|
Italy, Rome, Temple of Vesta in the Forum Romanum.
|
Temple of Vesta in the Forum Romanum in Rome. See: http://en.wikipedia.org/wiki/Temple_of_Vesta. All temples to Vesta were round, and had entrances facing east to symbolize connection between Vesta’s fire and the sun as sources of life. The Temple of Vesta represents the site of ancient cult activity as far back as 7th century BCE. Numa Pompilius is believed to have built this temple along with the original Regia and House of the Vestal Virgins in its original form. Around the Temple stood The Sacred Grove, in which also there was a graveyard for the priests and virgins. It was one of the earliest structures located in the Roman Forum although its present reincarnation is the result of subsequent rebuilding. Instead of a cult statue in the cella there was a hearth which held the sacred flame. The temple was the storehouse for the legal wills and documents of Roman Senators and cult objects such as the Palladium. The Palladium was a statue of Athena (Roman Minerva) believed to have been brought by Aeneas from Troy; the statue was felt to be one of the Pignora Imperii, or pledges of imperium, of Ancient Rome.
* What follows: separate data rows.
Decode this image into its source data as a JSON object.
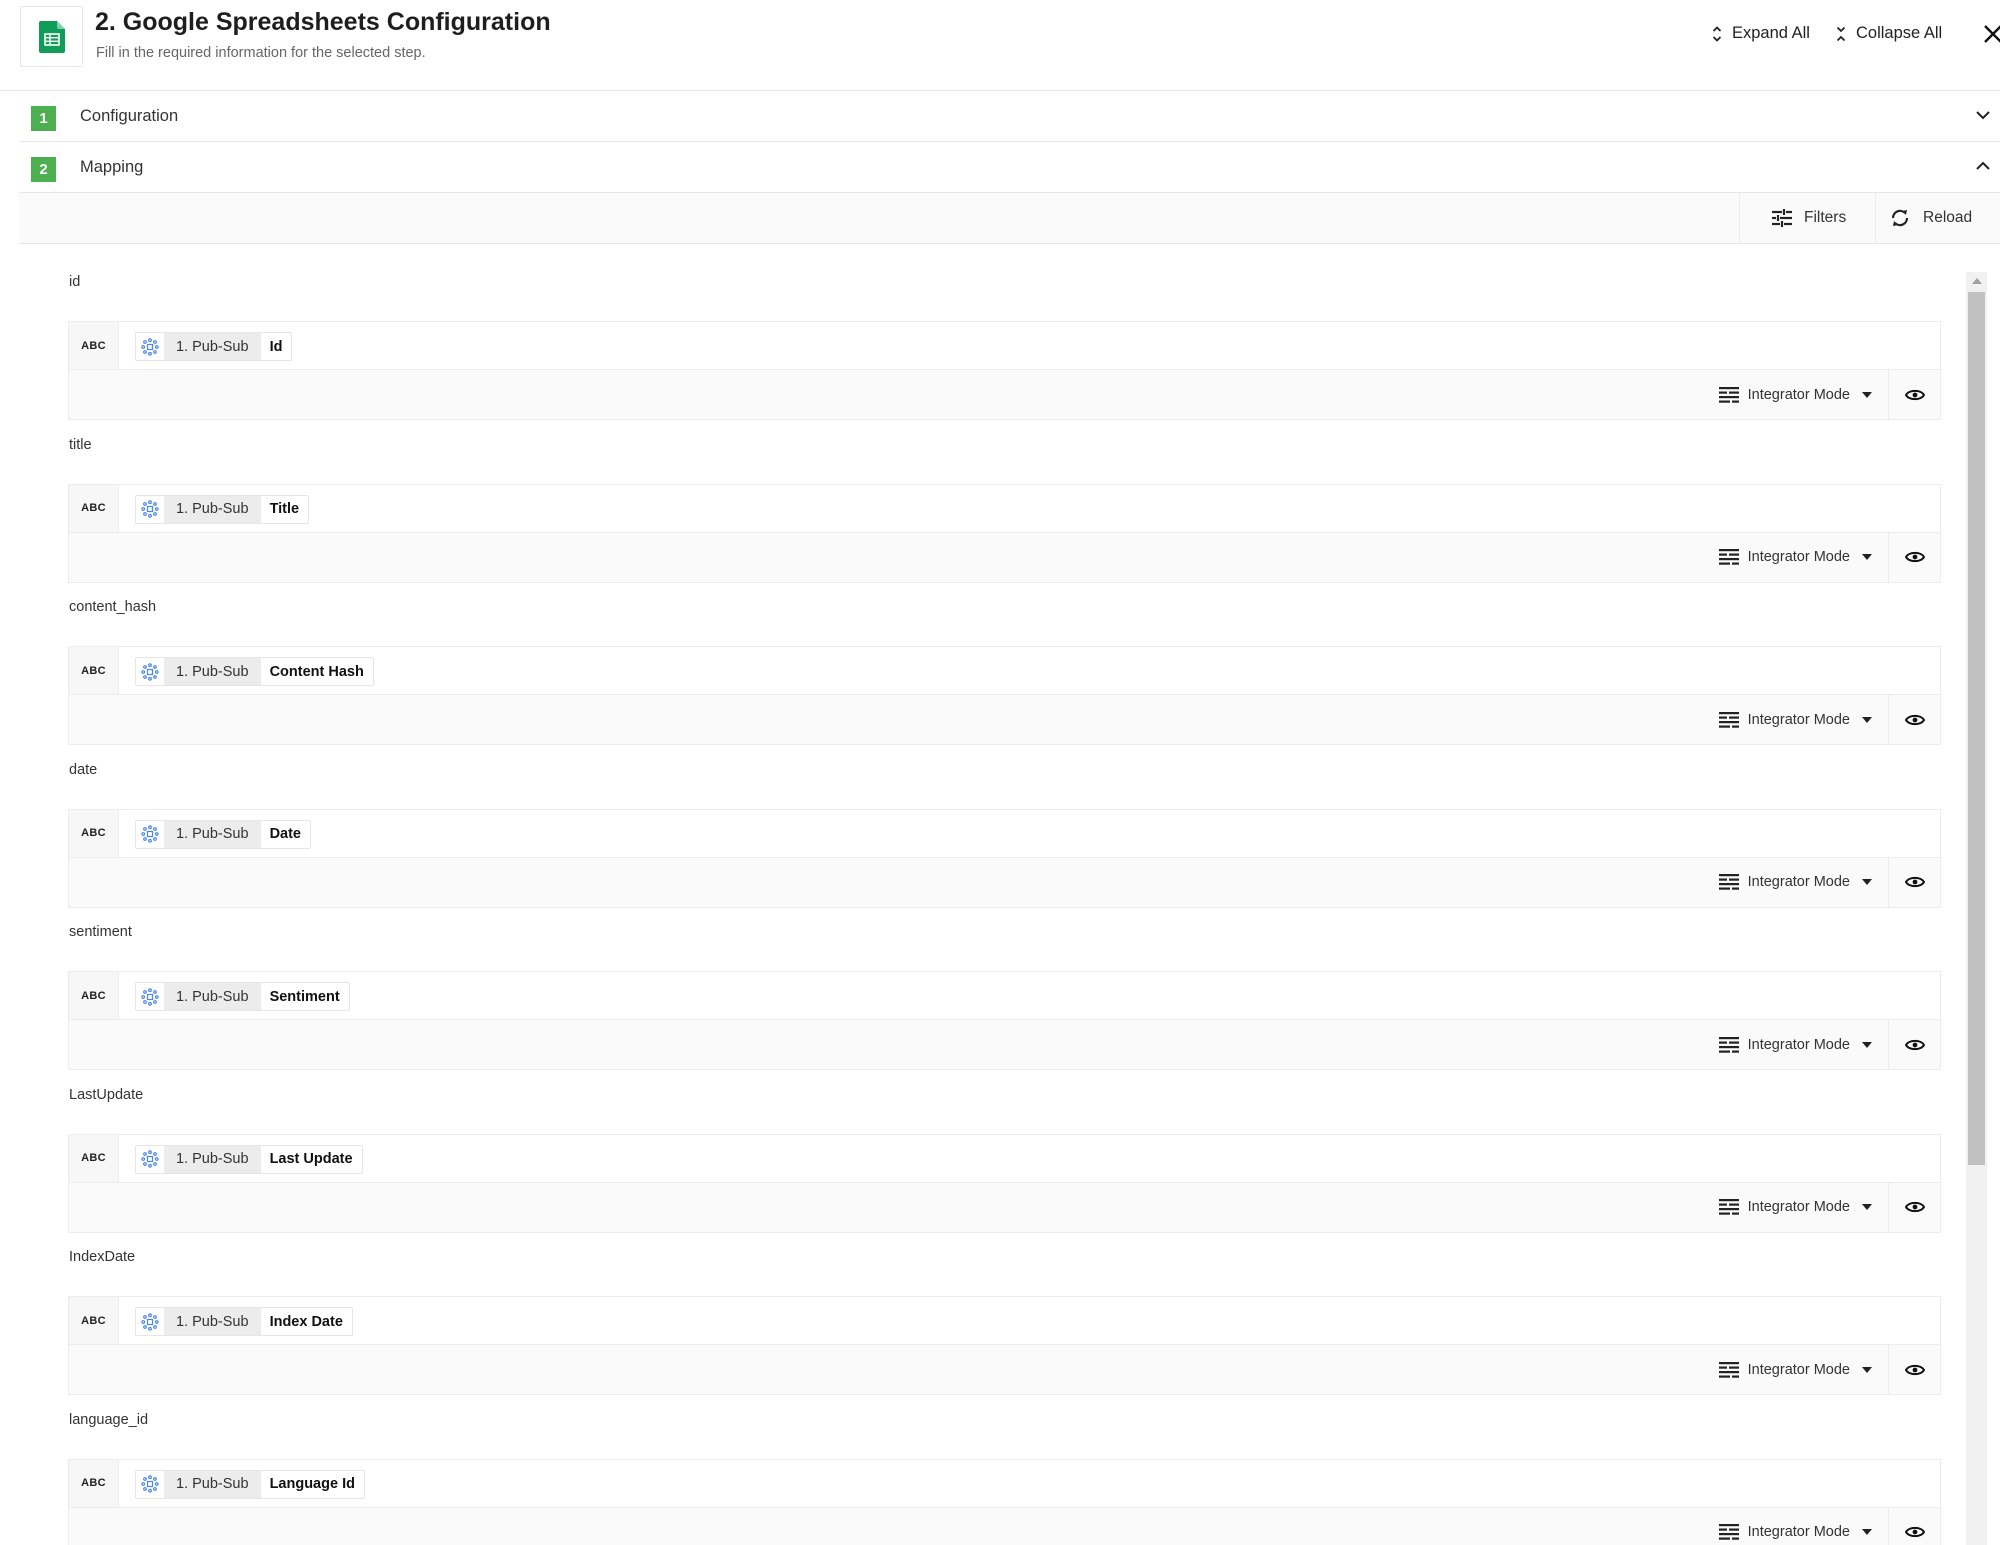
{
  "header": {
    "title": "2. Google Spreadsheets Configuration",
    "subtitle": "Fill in the required information for the selected step.",
    "app_icon": "google-sheets-icon",
    "expand_all": "Expand All",
    "collapse_all": "Collapse All",
    "close_icon": "close-icon"
  },
  "accordion": [
    {
      "number": "1",
      "label": "Configuration",
      "state": "collapsed"
    },
    {
      "number": "2",
      "label": "Mapping",
      "state": "expanded"
    }
  ],
  "toolbar": {
    "filters": "Filters",
    "reload": "Reload"
  },
  "fields": [
    {
      "label": "id",
      "type": "ABC",
      "source": "1. Pub-Sub",
      "value": "Id",
      "mode": "Integrator Mode"
    },
    {
      "label": "title",
      "type": "ABC",
      "source": "1. Pub-Sub",
      "value": "Title",
      "mode": "Integrator Mode"
    },
    {
      "label": "content_hash",
      "type": "ABC",
      "source": "1. Pub-Sub",
      "value": "Content Hash",
      "mode": "Integrator Mode"
    },
    {
      "label": "date",
      "type": "ABC",
      "source": "1. Pub-Sub",
      "value": "Date",
      "mode": "Integrator Mode"
    },
    {
      "label": "sentiment",
      "type": "ABC",
      "source": "1. Pub-Sub",
      "value": "Sentiment",
      "mode": "Integrator Mode"
    },
    {
      "label": "LastUpdate",
      "type": "ABC",
      "source": "1. Pub-Sub",
      "value": "Last Update",
      "mode": "Integrator Mode"
    },
    {
      "label": "IndexDate",
      "type": "ABC",
      "source": "1. Pub-Sub",
      "value": "Index Date",
      "mode": "Integrator Mode"
    },
    {
      "label": "language_id",
      "type": "ABC",
      "source": "1. Pub-Sub",
      "value": "Language Id",
      "mode": "Integrator Mode"
    }
  ],
  "colors": {
    "step_badge": "#4caf50",
    "sheets_green": "#0f9d58",
    "pubsub_icon": "#4a86e8"
  }
}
According to Dionysius of Halicarnassus, the Romans believed that the Sacred fire of Vesta was closely tied to the fortunes of the city and viewed its extinction as a portent of disaster. The sacred flame was put out in 394 by Theodosius I after he won the Battle of the Frigidus, defeating Eugenius and Arbogast. The Temple of Vesta remained reasonably intact until the Renaissance. However, in 1549 the building was completely demolished and its marble reused in churches and papal palaces. The section standing today was reconstructed in the 1930s during the dictatorship of Benito Mussolini.